A few markers distinguish productive rehearsal from unproductive rumination. Rehearsal moves forward: you identify a challenge, develop a response, practice it, and stop. Rumination circles: you replay the same fears without resolution, often focusing on worst-case outcomes rather than coping strategies. If mental practice is increasing your anxiety about a situation rather than making you feel more prepared, it’s worth stepping back or working with a therapist to keep the process constructive.
How to Practice on Your Own
You don’t need a therapist or a formal program to use cognitive rehearsal, though professional guidance helps for more complex situations like phobias or trauma responses. For everyday use, the process looks like this:
- Pick a specific scenario. Choose a real upcoming situation, not a vague worry. “My performance review on Thursday” works better than “confrontation in general.”

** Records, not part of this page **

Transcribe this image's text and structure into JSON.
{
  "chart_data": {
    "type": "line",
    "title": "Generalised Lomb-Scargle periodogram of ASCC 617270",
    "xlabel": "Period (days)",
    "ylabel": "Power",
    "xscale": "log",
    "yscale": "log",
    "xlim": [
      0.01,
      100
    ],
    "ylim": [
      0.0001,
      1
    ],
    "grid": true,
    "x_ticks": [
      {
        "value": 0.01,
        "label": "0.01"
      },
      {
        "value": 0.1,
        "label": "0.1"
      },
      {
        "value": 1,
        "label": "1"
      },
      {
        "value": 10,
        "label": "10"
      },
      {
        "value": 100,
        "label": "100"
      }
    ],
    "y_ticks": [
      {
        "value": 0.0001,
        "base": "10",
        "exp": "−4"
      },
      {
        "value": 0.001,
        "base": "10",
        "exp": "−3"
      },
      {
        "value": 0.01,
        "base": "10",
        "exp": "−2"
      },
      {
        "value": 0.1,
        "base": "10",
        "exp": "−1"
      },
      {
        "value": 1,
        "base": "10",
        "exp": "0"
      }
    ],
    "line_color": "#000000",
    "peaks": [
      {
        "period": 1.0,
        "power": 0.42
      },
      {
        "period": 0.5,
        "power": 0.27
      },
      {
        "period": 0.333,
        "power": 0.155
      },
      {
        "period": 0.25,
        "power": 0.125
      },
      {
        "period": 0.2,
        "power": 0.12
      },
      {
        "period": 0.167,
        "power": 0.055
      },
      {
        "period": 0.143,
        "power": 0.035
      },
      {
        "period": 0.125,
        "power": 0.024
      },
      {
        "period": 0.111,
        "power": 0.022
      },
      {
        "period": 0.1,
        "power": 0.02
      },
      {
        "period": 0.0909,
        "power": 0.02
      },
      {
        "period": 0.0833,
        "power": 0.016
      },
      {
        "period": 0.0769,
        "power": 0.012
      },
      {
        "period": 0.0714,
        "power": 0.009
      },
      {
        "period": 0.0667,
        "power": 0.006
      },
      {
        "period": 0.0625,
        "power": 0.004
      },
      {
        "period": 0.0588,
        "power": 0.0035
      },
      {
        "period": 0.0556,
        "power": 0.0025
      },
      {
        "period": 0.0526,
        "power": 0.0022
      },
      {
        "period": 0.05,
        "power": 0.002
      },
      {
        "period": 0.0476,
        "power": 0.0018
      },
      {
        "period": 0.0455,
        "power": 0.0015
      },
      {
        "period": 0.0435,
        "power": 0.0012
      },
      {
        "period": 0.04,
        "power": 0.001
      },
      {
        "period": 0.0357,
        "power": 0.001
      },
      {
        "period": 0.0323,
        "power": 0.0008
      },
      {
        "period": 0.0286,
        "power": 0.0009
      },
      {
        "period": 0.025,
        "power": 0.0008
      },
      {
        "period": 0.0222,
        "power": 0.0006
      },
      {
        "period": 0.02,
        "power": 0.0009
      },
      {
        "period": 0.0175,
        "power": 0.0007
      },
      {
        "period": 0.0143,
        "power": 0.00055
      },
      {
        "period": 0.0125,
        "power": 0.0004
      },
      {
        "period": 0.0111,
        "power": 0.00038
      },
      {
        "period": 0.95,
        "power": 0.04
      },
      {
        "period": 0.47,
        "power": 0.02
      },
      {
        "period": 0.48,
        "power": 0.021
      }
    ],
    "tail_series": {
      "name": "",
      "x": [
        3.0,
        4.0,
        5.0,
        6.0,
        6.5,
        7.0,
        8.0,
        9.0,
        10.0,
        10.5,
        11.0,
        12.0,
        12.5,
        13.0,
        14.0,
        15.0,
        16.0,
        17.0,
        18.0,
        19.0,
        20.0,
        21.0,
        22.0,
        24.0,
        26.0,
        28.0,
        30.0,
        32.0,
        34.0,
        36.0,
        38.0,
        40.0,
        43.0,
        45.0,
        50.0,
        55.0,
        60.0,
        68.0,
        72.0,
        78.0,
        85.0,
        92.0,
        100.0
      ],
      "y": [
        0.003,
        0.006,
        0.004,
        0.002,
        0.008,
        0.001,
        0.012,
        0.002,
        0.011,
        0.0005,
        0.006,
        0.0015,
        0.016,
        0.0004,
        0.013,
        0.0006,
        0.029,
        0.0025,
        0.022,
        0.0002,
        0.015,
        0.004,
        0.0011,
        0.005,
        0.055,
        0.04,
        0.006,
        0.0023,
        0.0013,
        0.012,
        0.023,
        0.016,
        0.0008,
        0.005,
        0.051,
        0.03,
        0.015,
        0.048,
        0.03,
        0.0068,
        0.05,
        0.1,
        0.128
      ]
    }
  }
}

- Anticipate the hard parts. Think about what the other person might say or do that would throw you off. Where are you most likely to get flustered, defensive, or tongue-tied?
- Write or plan your responses. Develop specific phrases or actions for those difficult moments. Keep them short and realistic, something you’d actually say out loud.
- Walk through the full scene mentally. Close your eyes and run through the scenario from start to finish, including your planned responses. Engage as many senses as you can: picture the room, hear the other person’s voice, notice how your body feels.
- Repeat a few times, then stop. Two or three run-throughs are usually enough. The goal is preparation, not perfection. Diminishing returns set in quickly, and over-rehearsing can tip into anxiety.
The technique is especially useful for situations where your emotions tend to hijack your ability to think clearly. By front-loading the thinking to a calm moment, you free yourself to execute in the stressful one.